Tal Ben-Shahar is an author and lecturer who taught the most popular course
at Harvard University on "Positive Psychology," and the university's third
most popular course on "The Psychology of Leadership"—with a total of more
than 1,400 students.
Ben-Shahar consults and lectures around the world to executives in multi-national corporations, the general public, and at-risk populations. Topics include leadership, ethics, happiness, self-esteem, resilience, goal setting, and mindfulness. His latest book is The Joy of Leadership: How Positive Psychology Can Maximize Your Impact (and Make You Happier) in a Challenging World.
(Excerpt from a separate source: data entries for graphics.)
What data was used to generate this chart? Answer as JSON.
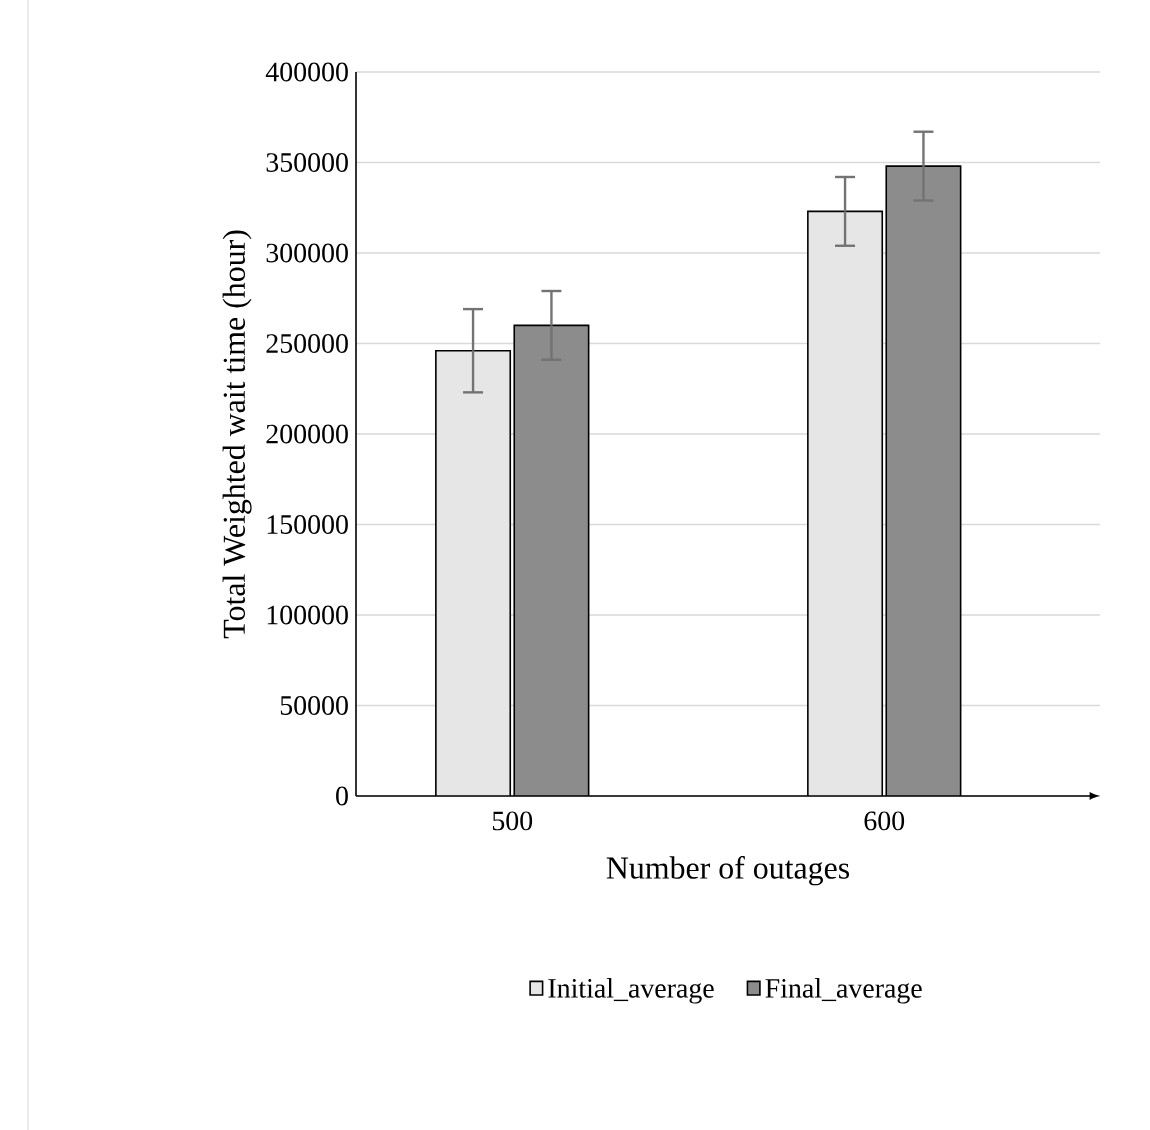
{
  "chart_data": {
    "type": "bar",
    "xlabel": "Number of outages",
    "ylabel": "Total Weighted wait time (hour)",
    "categories": [
      "500",
      "600"
    ],
    "series": [
      {
        "name": "Initial_average",
        "color": "#e6e6e6",
        "values": [
          246000,
          323000
        ],
        "errors": [
          23000,
          19000
        ]
      },
      {
        "name": "Final_average",
        "color": "#8c8c8c",
        "values": [
          260000,
          348000
        ],
        "errors": [
          19000,
          19000
        ]
      }
    ],
    "ylim": [
      0,
      400000
    ],
    "yticks": [
      0,
      50000,
      100000,
      150000,
      200000,
      250000,
      300000,
      350000,
      400000
    ],
    "grid": "y",
    "legend": "bottom"
  }
}
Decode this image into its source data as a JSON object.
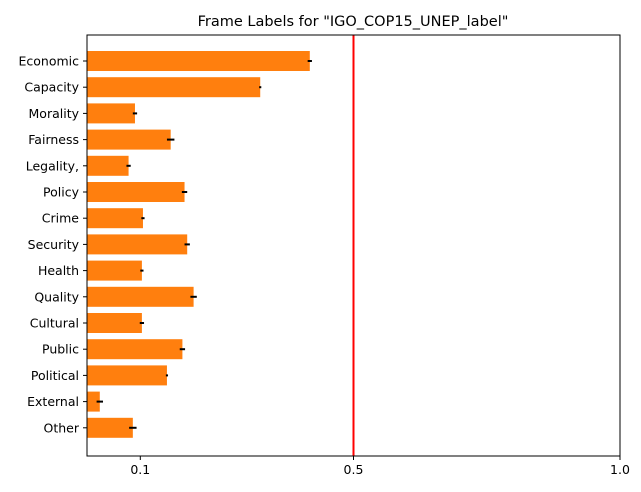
{
  "chart_data": {
    "type": "bar",
    "orientation": "horizontal",
    "title": "Frame Labels for \"IGO_COP15_UNEP_label\"",
    "xlabel": "",
    "ylabel": "",
    "categories": [
      "Economic",
      "Capacity",
      "Morality",
      "Fairness",
      "Legality,",
      "Policy",
      "Crime",
      "Security",
      "Health",
      "Quality",
      "Cultural",
      "Public",
      "Political",
      "External",
      "Other"
    ],
    "values": [
      0.418,
      0.325,
      0.09,
      0.157,
      0.078,
      0.183,
      0.105,
      0.188,
      0.103,
      0.2,
      0.103,
      0.179,
      0.15,
      0.024,
      0.086
    ],
    "errors": [
      0.004,
      0.002,
      0.004,
      0.007,
      0.004,
      0.005,
      0.003,
      0.005,
      0.003,
      0.006,
      0.004,
      0.005,
      0.002,
      0.006,
      0.007
    ],
    "xlim": [
      0,
      1.0
    ],
    "xticks": [
      0.1,
      0.5,
      1.0
    ],
    "xtick_labels": [
      "0.1",
      "0.5",
      "1.0"
    ],
    "threshold_line": 0.5,
    "colors": {
      "bar": "#ff7f0e",
      "error": "#000000",
      "threshold": "#ff0000",
      "axis": "#000000"
    },
    "grid": false
  }
}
He is also the author of Choose the Life You Want: The Mindful Way to Happiness, Being Happy: You Don't Have to Be Perfect to Lead a Richer, Happier Life and The New York Times bestseller Happier: Learn the Secrets to Daily Joy and Lasting Fulfillment.
Ben-Shahar is a serial entrepreneur and is the co-founder and chief learning officer of the Potentialife, Maytiv, and Happier.TV.
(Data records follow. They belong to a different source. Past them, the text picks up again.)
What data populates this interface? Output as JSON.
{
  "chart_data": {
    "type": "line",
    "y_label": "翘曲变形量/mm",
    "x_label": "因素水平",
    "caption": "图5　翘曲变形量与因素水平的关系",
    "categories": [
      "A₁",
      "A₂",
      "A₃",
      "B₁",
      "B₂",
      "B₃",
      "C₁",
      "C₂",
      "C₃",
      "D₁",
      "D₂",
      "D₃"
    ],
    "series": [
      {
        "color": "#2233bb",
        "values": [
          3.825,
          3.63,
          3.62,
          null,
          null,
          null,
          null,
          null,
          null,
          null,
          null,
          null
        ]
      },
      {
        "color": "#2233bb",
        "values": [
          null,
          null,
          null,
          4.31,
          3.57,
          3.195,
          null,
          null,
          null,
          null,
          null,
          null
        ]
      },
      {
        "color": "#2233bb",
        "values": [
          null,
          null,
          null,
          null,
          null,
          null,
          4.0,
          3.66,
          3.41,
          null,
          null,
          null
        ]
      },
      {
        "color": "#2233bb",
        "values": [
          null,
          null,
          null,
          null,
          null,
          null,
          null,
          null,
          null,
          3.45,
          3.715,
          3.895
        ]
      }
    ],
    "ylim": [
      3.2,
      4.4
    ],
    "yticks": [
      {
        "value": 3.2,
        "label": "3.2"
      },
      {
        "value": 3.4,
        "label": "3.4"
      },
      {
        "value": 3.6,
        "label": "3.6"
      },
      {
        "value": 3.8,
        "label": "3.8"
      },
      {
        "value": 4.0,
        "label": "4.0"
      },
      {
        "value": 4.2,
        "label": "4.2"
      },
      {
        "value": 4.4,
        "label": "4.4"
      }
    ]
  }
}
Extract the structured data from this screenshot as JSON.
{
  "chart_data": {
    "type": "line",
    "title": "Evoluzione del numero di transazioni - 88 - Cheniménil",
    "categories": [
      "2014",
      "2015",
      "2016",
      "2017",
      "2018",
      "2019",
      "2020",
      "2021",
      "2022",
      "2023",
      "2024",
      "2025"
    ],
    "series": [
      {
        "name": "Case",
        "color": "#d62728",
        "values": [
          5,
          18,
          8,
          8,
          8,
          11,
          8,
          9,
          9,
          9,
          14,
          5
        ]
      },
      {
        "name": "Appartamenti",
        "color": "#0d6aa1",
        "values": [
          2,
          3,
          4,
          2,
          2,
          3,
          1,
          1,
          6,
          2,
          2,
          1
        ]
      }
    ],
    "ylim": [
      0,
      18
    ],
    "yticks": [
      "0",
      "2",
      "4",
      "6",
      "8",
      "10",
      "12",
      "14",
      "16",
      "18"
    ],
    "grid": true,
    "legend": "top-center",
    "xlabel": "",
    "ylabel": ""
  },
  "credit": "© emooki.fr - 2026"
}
An avid sportsman, Ben-Shahar won the U.S. Intercollegiate and Israeli National
squash championships. He earned his Ph.D. in Organizational Behavior and B.A. in Philosophy and Psychology from Harvard.
More information at: www.talbenshahar.com
Six Tips for Happiness
Advice from Tal Ben-Shahar
1. Give yourself permission to be human. When we accept emotions such as
fear, sadness, or anxiety as natural, we are more likely to overcome
them. Rejecting our emotions, positive or negative, leads to frustration and
2. Happiness lies at the intersection between pleasure and meaning. Whether
at work or at home, the goal is to engage in activities that are both
personally significant and enjoyable. When this is not feasible, make sure
you have happiness boosters, moments throughout the week that provide you
with both pleasure and meaning.
3. Keep in mind that happiness is mostly dependent on our state of mind, not
on our status or the state of our bank account. Barring extreme
circumstances, our level of well being is determined by what we choose to
focus on (the full or the empty part of the glass) and by our interpretation
of external events. For example, do we view failure as catastrophic, or do
we see it as a learning opportunity?
4. Simplify! We are, generally, too busy, trying to squeeze in more and more
activities into less and less time. Quantity influences quality, and we
compromise on our happiness by trying to do too much.
5. Remember the mind-body connection. What we do or don't do with our
bodies influences our mind. Regular exercise, adequate sleep, and healthy
eating habits lead to both physical and mental health.
6. Express gratitude, whenever possible. We too often take our lives for
granted. Learn to appreciate and savor the wonderful things in life, from
people to food, from nature to a smile.